Dear students, you have come to Rome to deepen your knowledge in the theological field, and even if you study other material different from theology, for example law, history, humanities, art, etc., still spiritual formation according to the mind of Christ remains fundamental for you and this is the prospect of your studies. Therefore these words of the Apostle Paul and those that we read immediately after, still in the First Letter to the Corinthians, are important for you: "Who, for example, knows a man's innermost self but the man's own spirit within him? Similarly no one knows what lies at the depths of God but the Spirit of God. The Spirit we have received is not the world's spirit but God's Spirit, helping us to recognize the gifts he has given us" (2: 11-12). Here we are still within the sphere of contrast between human wisdom and that which is divine. In order to know and understand spiritual things it is necessary to be spiritual men and women, because if one is of the flesh one inevitably falls into foolishness, even if one studies much and becomes "scholarly" and a "master of worldly argument" (cf. 1: 20).

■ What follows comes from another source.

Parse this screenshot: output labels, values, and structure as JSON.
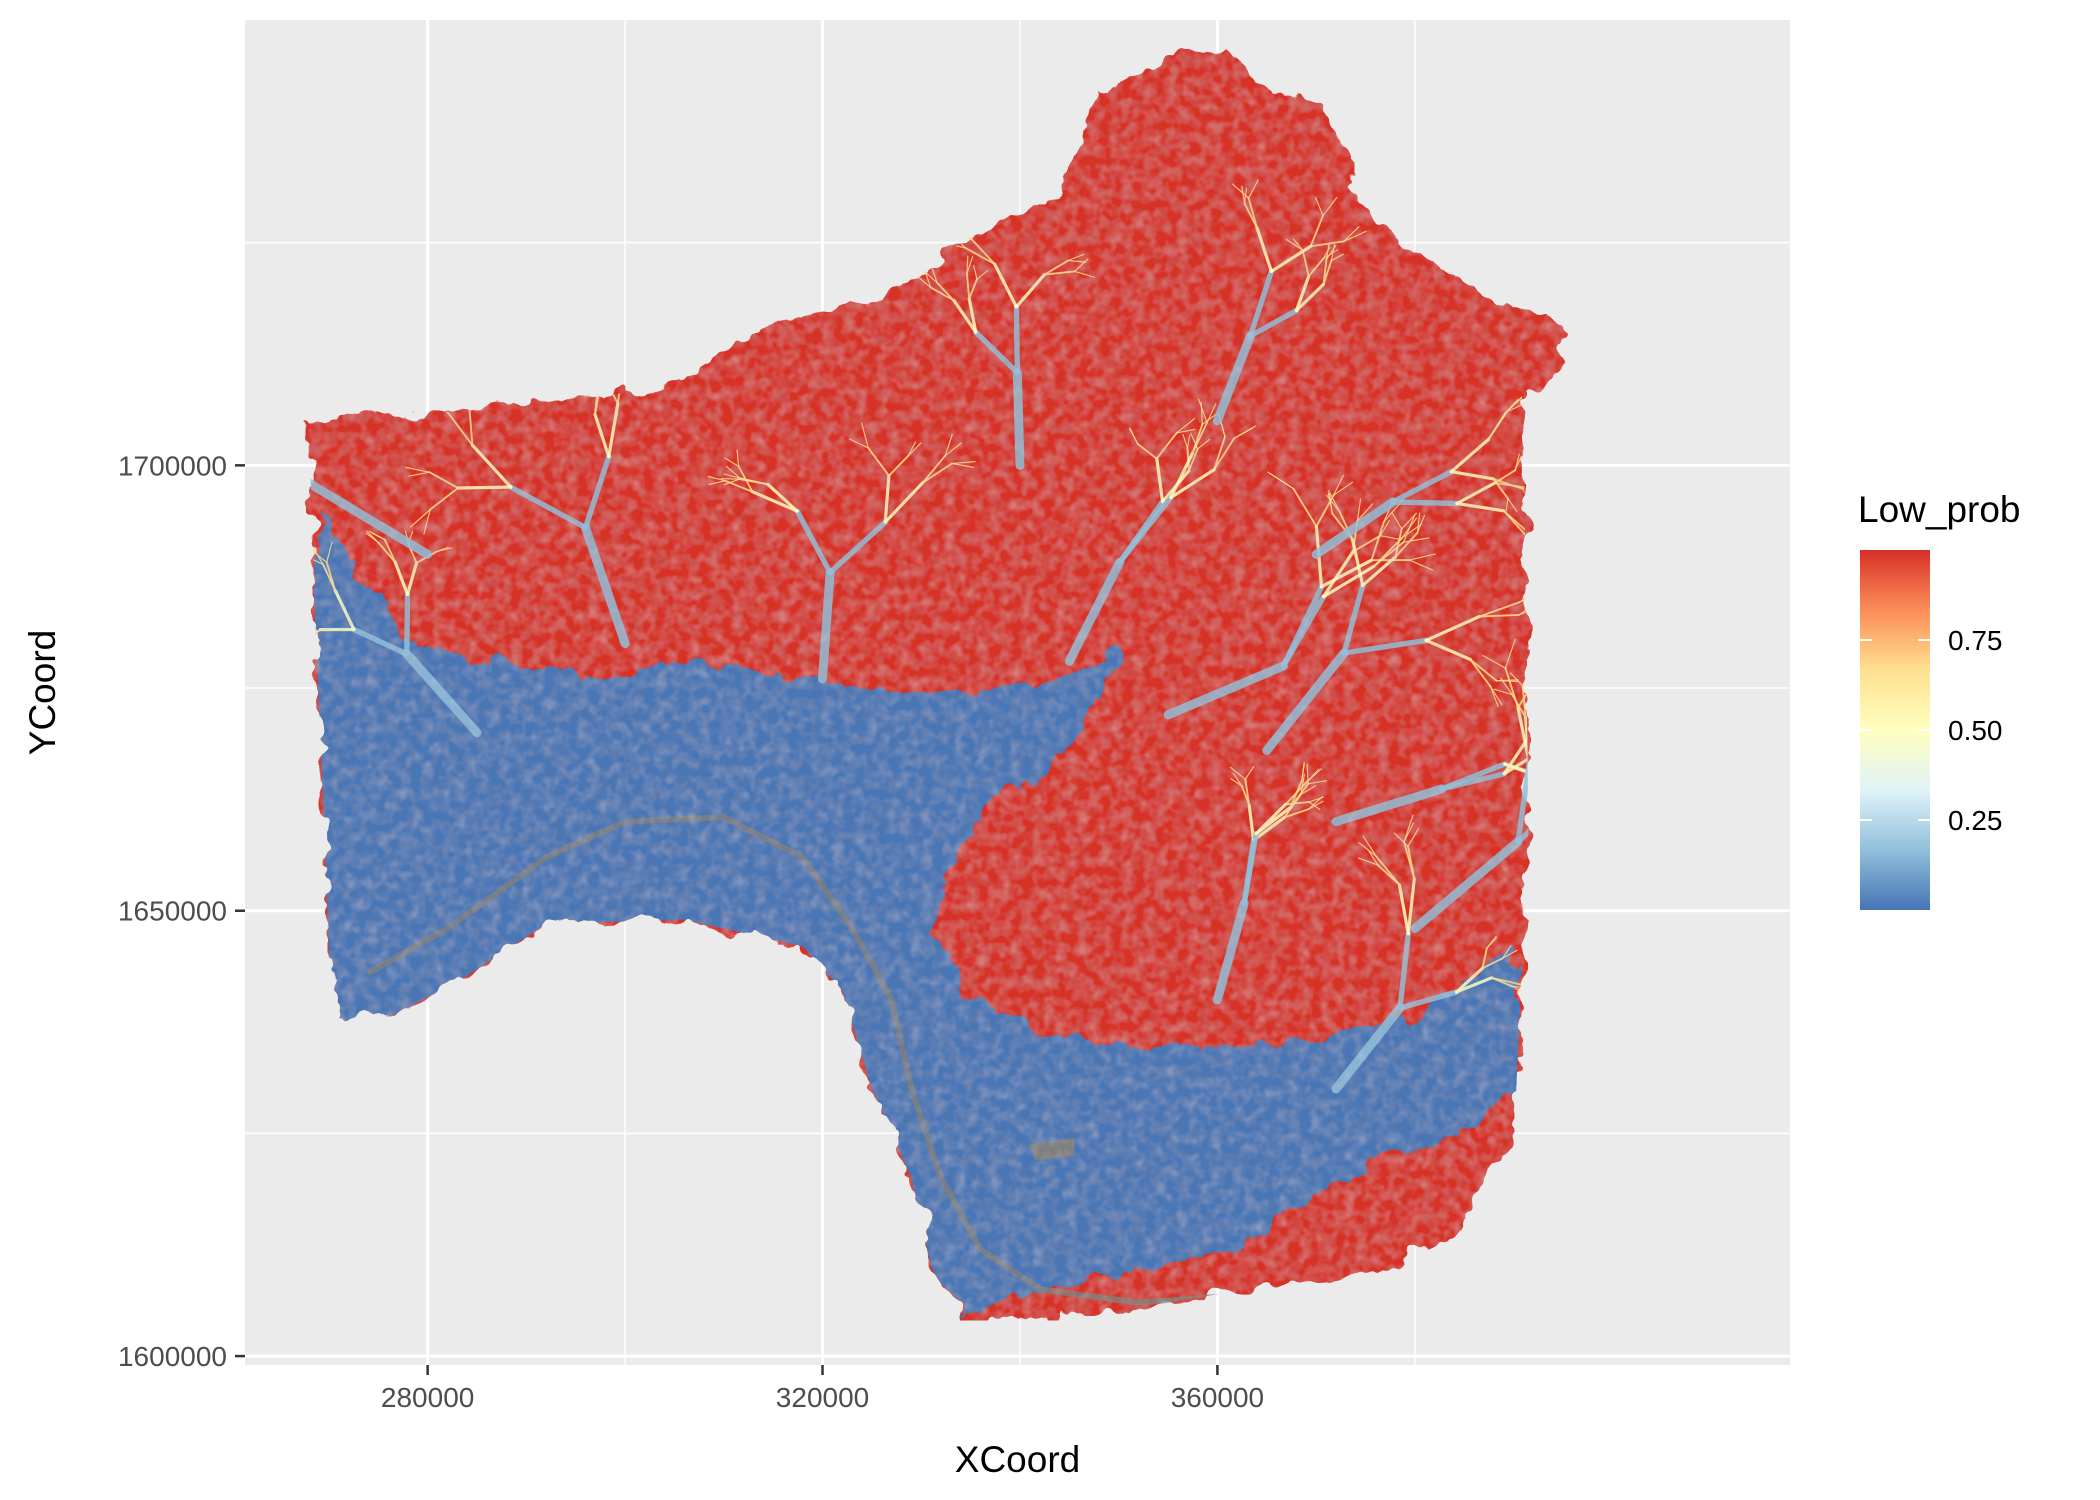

In this Pauline text we can see an approach as meaningful as the Gospel verses that tell of Jesus' blessing of God the Father, because the Lord says "you have hidden these things from the wise and clever and revealed them to babes" (Mt 11: 25). The "wise" of which Jesus speaks are those which Paul calls the "wise of this world". Meanwhile, the "babes" are those who the Apostle calls "foolish", "weak", "low and despised" (1: 27-28), but who in reality, if they accept "the word of the Cross" (1: 18), become truly wise. This is why Paul exhorts those who consider themselves wise according to worldly criteria to "become a fool", to become truly wise before God (3: 18). This is not an anti-intellectual attitude; it is not in opposition to recta ratio. Paul following Jesus is opposed to the type of arrogant intellectualism, in which a man, even if he knows a great deal, loses sensitivity to truth and the freedom to open himself to the newness of divine action.

Thus dear friends, this Pauline reflection does not at all wish to lead to an undervaluing of the human effort necessary for knowledge, but instead it places it on another level: Paul cared to emphasize and he does so without compromise what it is that truly counts for salvation and what instead can bring division and ruin. The Apostle thus denounces the poison of false wisdom, that is, human pride. It is not in fact knowledge in itself that can do harm, but the presumption, the "bragging" over what one has come or presumes to have come to know. It is precisely here that divisions and disagreements originate in the Church and, analogously, in society. Thus it entails a cultivation of wisdom not according to the flesh, but rather according to the Spirit. We know well that St Paul with the words "flesh, carnal" does not refer to the body, but to a way of living only for oneself and according to worldly standards. Therefore, according to Paul, it is always necessary to purify one's own body of the poison of pride, present in each one of us. We too, with St Paul, must raise the cry: "Who will free us?" (cf. Rm 7: 24). And we too can receive with him the response: the grace of Jesus Christ, that the Father has given us through the Holy Spirit (cf. Rm 7: 25). The "mind of Christ", which through grace we have received, purifies us of false wisdom. And this "mind of Christ" welcomes us through the Church and into the Church, taking us to the river of her living tradition. The iconography that depicts Jesus-Wisdom in the womb of Mother Mary, symbol of the Church, expresses this very well: In gremio Matris sedet Sapientia Patris; in Mary's womb sits the Wisdom of the Father, that is, Christ. Remaining faithful to that Jesus who Mary offers us, to the Christ whom the Church presents to us, we can commit ourselves intensely to intellectual work, internally free from the temptation of pride and boasting always and only in the Lord.

Dear brothers and sisters, this is the wish that I extend to you at the beginning of the academic year, invoking upon all of you the maternal protection of Mary, Sedes Sapientiae, and of the Apostle Paul. My affectionate Blessing goes with you, as well.